This Week's Guest: Austin Bull
My guest this week is Austin Bull, also known as the performance artist The Bearded Femme. His stage persona is eye-catching and weird, from vibrant green beards to dressing up as sexualized religious figures. Creating creatures onstage is his way of making sense of a darkness that once threatened to overwhelm him -- and standing up to his own fears.
By the way, this Saturday, November 5th, you can catch me and my partner James livestreaming video games for 24 hours straight. It's a fundraiser for Seattle Children's Hospital, and you can watch and chat and donate as we play Skyrim, Final Fantasy, Smash Brothers, and lots more. While we play, we're asking viewers to chip in a few bucks to support research into childhood diseases. Just go bit.ly/extralifeseattle to watch and donate. We're starting at 9am pacific on November 5 and going straight through to 9am on November 6th. Wish us luck.
Also, James and I are working on a documentary project about queer gamers, and on November 12th we're going to be livestreaming a sneak peek and responding to viewers' questions and comments. If you enjoy the storytelling on Sewers of Paris, you'll want to join us live for Playing with Pride. It's a work in progress, so feedback at this stage can have a huge impact on its future. Just visit PlayingWithPride.com to watch, and to sign up for the latest news on the project as it evolves.
This Week's Recommendation: Dragula
I have seen a lot of drag, and it takes a lot to make me turn my head at this point. So I'm 100% in support of any artist who's embarking on something daring and weird. That's why my cautious recommendation this week is Dragula, a brand new drag-queen elimination show that's kind of Drag Race plus Addams Family plus Marilyn Manson. It's pretty rough around the edges -- but that's kind of the point.

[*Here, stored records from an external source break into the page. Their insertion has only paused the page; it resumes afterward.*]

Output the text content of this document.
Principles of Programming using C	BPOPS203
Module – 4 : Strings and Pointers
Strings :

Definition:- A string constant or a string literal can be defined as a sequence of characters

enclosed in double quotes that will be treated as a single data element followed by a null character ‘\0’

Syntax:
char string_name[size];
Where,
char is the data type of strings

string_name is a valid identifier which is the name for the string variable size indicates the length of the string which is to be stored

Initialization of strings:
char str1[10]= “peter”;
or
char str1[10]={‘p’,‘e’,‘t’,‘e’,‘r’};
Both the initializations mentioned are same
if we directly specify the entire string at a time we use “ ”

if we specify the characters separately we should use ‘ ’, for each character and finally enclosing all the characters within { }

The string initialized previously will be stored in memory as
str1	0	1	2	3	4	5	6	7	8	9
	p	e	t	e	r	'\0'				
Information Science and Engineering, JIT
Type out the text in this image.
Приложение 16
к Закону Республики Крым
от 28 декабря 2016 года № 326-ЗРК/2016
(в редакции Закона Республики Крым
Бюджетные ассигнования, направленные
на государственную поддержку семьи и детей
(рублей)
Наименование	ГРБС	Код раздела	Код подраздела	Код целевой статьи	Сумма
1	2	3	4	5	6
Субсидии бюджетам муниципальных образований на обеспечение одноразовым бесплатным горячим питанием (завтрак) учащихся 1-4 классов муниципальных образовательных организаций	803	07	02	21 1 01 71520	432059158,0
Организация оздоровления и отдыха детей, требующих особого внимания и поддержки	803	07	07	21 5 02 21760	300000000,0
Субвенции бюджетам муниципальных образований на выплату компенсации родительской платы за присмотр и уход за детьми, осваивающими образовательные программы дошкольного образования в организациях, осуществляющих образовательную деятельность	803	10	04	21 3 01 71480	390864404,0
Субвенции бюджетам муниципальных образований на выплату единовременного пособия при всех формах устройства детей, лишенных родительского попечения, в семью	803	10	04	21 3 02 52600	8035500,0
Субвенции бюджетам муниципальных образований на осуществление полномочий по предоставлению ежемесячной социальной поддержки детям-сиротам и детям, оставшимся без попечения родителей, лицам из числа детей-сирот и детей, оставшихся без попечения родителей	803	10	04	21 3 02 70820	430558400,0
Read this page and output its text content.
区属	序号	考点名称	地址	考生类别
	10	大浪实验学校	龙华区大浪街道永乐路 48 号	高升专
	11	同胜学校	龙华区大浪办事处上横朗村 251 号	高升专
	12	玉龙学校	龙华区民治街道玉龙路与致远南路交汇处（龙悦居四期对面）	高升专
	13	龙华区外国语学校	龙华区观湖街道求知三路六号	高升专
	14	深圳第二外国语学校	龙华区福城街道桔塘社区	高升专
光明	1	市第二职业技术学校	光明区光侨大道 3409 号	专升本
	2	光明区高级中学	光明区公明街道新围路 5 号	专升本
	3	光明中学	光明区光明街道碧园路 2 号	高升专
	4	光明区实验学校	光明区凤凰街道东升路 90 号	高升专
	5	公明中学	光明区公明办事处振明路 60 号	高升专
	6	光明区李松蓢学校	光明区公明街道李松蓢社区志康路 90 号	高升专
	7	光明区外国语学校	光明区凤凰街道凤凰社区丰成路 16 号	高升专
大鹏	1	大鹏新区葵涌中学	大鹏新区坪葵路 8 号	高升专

The show just premiered online, and it's the work of LA nightlife creatures The Boulet Brothers and upcoming Sewers of Paris guest Johnny McGovern. Each half-hour episode brings together drag queens of a sort you're unlikely to see on Logo: messy, scary, upsetting, and downright baffling. The show is set in a cemetery, and on the premiere they're challenged to present their best witch looks. The performers come out on stage cackling with skulls, fangs, and spikes, and they're then doused in water to demonstrate their best death.
The judgement begins with a Boulet brother reminding them that "In the Dragula family, we pride ourselves on being outcasts and losers." And there is therefore no winner. There is, however, an extermination, with a few queens called out for their unacceptable use of items like sensible black pumps. Three contestants are then buried alive in coffins and showered through a tube with live insects in pitch blackness until one actually urinates on camera.
If the bright lights and beauty of Drag Race have always rubbed you the wrong way, you'll probably love the catacombs and creatures on Dragula. After being showered in mealworms, one of the contestants explains why she enjoyed herself: "the only thing to do was what I've done my whole life, take something shitty and nightmarish and make it something to laugh about."
That line reminded me of something I once read by Annie Proulx, the author of Brokeback Mountain. Explaining the message of the story, she said, "if you can't fix it, you've got to stand it."